The right to free expression on the stage of a city theatre, or to travel to London and Paris, means nothing to the rural mother whose toddler died in a pit latrine while she was carrying firewood on her head, or water from the nearest polluted river. We are the world’s most unequal society. The ample rewards of civil and political rights for a few, for example the salaries, houses, cars, security and other benefits of elected officials breeds resentment.
China vehemently defends “the Chinese narrative of democracy”. In a few decades millions of people have been lifted out of poverty — a huge socio-economic rights achievement. The price seems to be the denial of civil and political rights to express oneself freely, move freely and protest peacefully. How can one draw attention to your hunger and poverty without free expression, political activity and assembly? A trustworthy benevolent dictator is hard to find; and harder to keep benevolent.

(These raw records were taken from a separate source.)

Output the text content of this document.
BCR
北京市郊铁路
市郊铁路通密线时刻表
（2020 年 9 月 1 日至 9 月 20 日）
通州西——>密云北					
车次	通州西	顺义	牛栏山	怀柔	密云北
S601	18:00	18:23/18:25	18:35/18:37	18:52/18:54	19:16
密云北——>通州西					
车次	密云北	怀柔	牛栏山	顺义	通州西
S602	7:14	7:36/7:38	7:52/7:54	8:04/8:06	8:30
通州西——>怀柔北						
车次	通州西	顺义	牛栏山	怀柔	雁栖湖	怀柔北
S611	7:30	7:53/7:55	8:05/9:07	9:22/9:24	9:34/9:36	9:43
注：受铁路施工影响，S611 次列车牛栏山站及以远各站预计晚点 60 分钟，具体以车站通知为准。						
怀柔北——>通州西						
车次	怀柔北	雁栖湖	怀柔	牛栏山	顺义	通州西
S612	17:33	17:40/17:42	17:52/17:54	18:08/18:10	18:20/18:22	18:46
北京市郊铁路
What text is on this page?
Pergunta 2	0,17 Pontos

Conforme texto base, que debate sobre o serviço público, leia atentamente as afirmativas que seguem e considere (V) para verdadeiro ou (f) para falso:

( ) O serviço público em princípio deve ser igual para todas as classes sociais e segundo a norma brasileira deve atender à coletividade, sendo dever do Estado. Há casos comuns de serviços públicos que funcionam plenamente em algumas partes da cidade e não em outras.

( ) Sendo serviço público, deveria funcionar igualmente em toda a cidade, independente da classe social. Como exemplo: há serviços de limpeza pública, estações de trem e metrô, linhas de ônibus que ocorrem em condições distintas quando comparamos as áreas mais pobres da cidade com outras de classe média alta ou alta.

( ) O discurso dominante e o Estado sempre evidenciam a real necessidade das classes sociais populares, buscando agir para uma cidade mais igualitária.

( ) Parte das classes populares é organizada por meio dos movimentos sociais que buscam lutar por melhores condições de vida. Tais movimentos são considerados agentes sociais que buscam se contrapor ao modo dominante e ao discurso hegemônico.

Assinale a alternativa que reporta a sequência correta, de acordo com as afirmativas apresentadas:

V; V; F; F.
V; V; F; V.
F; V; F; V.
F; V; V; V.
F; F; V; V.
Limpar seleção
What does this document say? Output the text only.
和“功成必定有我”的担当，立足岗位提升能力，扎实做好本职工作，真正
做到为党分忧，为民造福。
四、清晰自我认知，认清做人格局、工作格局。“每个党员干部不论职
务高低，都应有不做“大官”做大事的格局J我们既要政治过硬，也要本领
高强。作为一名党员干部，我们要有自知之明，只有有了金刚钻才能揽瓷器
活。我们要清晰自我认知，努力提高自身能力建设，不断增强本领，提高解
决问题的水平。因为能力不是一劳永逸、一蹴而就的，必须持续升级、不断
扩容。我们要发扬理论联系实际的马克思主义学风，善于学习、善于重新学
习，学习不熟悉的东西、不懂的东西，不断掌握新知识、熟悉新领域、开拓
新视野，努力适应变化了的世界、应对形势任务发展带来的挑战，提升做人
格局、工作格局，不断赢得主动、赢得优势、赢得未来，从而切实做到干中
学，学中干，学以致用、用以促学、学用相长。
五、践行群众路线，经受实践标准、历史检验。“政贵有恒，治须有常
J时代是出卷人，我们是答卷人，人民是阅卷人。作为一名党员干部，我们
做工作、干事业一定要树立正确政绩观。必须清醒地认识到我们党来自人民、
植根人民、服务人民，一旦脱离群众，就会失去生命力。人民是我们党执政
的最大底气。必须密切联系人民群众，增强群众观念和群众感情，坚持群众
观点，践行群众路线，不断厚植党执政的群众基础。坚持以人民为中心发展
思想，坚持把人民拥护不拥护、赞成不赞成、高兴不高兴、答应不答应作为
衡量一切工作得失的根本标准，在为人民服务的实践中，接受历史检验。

Once the world’s poster-democracy (partly because of Hollywood), the US is an example of how things can fall apart. Under the banner of free speech, blatant lies about matters as serious as elections and the murder of children are spread by a sour losing president and hateful talk show hosts.

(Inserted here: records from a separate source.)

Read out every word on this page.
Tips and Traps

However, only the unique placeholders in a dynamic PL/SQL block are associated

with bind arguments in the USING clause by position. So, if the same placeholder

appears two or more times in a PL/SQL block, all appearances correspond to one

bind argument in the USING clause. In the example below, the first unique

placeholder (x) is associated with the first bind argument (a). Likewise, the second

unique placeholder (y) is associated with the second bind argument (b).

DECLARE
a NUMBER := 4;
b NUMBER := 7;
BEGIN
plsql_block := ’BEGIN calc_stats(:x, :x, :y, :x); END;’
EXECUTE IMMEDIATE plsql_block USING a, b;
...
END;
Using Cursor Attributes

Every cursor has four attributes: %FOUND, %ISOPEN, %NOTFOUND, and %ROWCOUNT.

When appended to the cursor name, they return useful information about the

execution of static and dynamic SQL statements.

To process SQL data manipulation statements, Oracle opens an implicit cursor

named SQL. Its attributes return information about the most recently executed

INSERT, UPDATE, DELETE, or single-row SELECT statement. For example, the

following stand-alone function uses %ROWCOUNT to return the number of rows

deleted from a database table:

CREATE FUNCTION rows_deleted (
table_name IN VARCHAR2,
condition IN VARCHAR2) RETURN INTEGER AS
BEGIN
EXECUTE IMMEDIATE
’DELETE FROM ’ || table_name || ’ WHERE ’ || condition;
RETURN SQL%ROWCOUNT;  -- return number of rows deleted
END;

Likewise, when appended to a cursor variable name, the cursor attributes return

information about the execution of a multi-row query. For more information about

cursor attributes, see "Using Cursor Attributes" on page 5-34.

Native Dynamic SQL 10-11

The realisation that rights can compete and must therefore be legally limited is crucial for the survival of democratic governance. Equally essential is that the reasonableness of and justification for any limitation must be closely scrutinised.
The aggressive American opposition to obviously necessary legal gun control seems to indicate ignorance about the limitation of rights. Their Constitution does not contain an explicit limitation clause, like those of Canada and South Africa. Yet they do limit rights all the time. The conservative supreme court justice, Antonin Scalia, recognised the need for limitation. So, is ignorance driving the powerful gun lobby, or the massive profitability of the fire-arm industry?

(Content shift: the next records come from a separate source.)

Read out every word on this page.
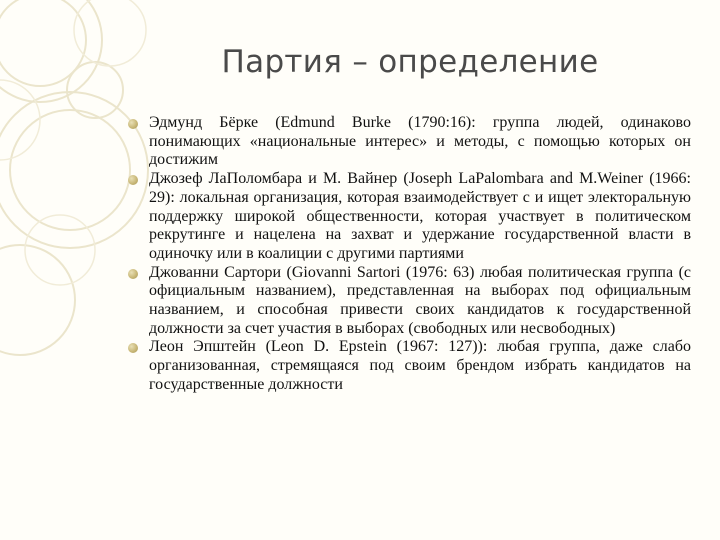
Партия – определение
Эдмунд Бёрке (Edmund Burke (1790:16): группа людей, одинаково понимающих «национальные интерес» и методы, с помощью которых он достижим
Джозеф ЛаПоломбара и М. Вайнер (Joseph LaPalombara and M.Weiner (1966: 29): локальная организация, которая взаимодействует с и ищет электоральную поддержку широкой общественности, которая участвует в политическом рекрутинге и нацелена на захват и удержание государственной власти в одиночку или в коалиции с другими партиями
Джованни Сартори (Giovanni Sartori (1976: 63) любая политическая группа (с официальным названием), представленная на выборах под официальным названием, и способная привести своих кандидатов к государственной должности за счет участия в выборах (свободных или несвободных)
Леон Эпштейн (Leon D. Epstein (1967: 127)): любая группа, даже слабо организованная, стремящаяся под своим брендом избрать кандидатов на государственные должности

Capitalism may indeed be a deadly enemy of democracy. Stealing elections is illegal and profoundly undemocratic; buying them is legal but little better. Especially in the US, money wins elections. During long campaigns, updates on candidates’ race for funding overshadow policy statements. Paid airtime is used for banal slogans and insulting opponents. Mindless populism, fuelled by money, has resulted in disastrous choices.
Lobbyists on Capitol Hill present lawmakers with carefully prepared bills. Climate change, on which many agree, is called “a hoax” by Trump; and left to token targets and promises, even by leaders who understand the state of the planet. Oil magnates and mining multinationals dominate.
Before considering abandoning democratic constitutions, they must be taken seriously, implemented and otherwise used. When really necessary, they can be lawfully amended.
In a constitutional court judgment Justice Albie Sachs stated that democracy should not go into a deep slumber for five years between elections. Vibrant participation is crucial.
Sound economic policies are essential for the maintenance of democracy and realisation of human rights; and free democratic thinking may produce sound economic policies.
Heightened independent critical thinking helps to see through fake leaders and false promises. Sometimes a little individual madness can be good. In a story called The President’s Speech, neurosurgeon Oliver Sacks describes how a group of patients in a mental institution repeatedly burst out laughing while watching a serious presidential address. The reason is they are incapable of understanding spoken language, but their heightened sensitivity to body language enables them to detect false charm and lies.
Johann van der Westhuizen, who assisted in drafting the Constitution, is a retired justice of the constitutional court, founding director of the University of Pretoria’s Centre for Human Rights and a former inspecting judge of Correctional Services. The views expressed are his own.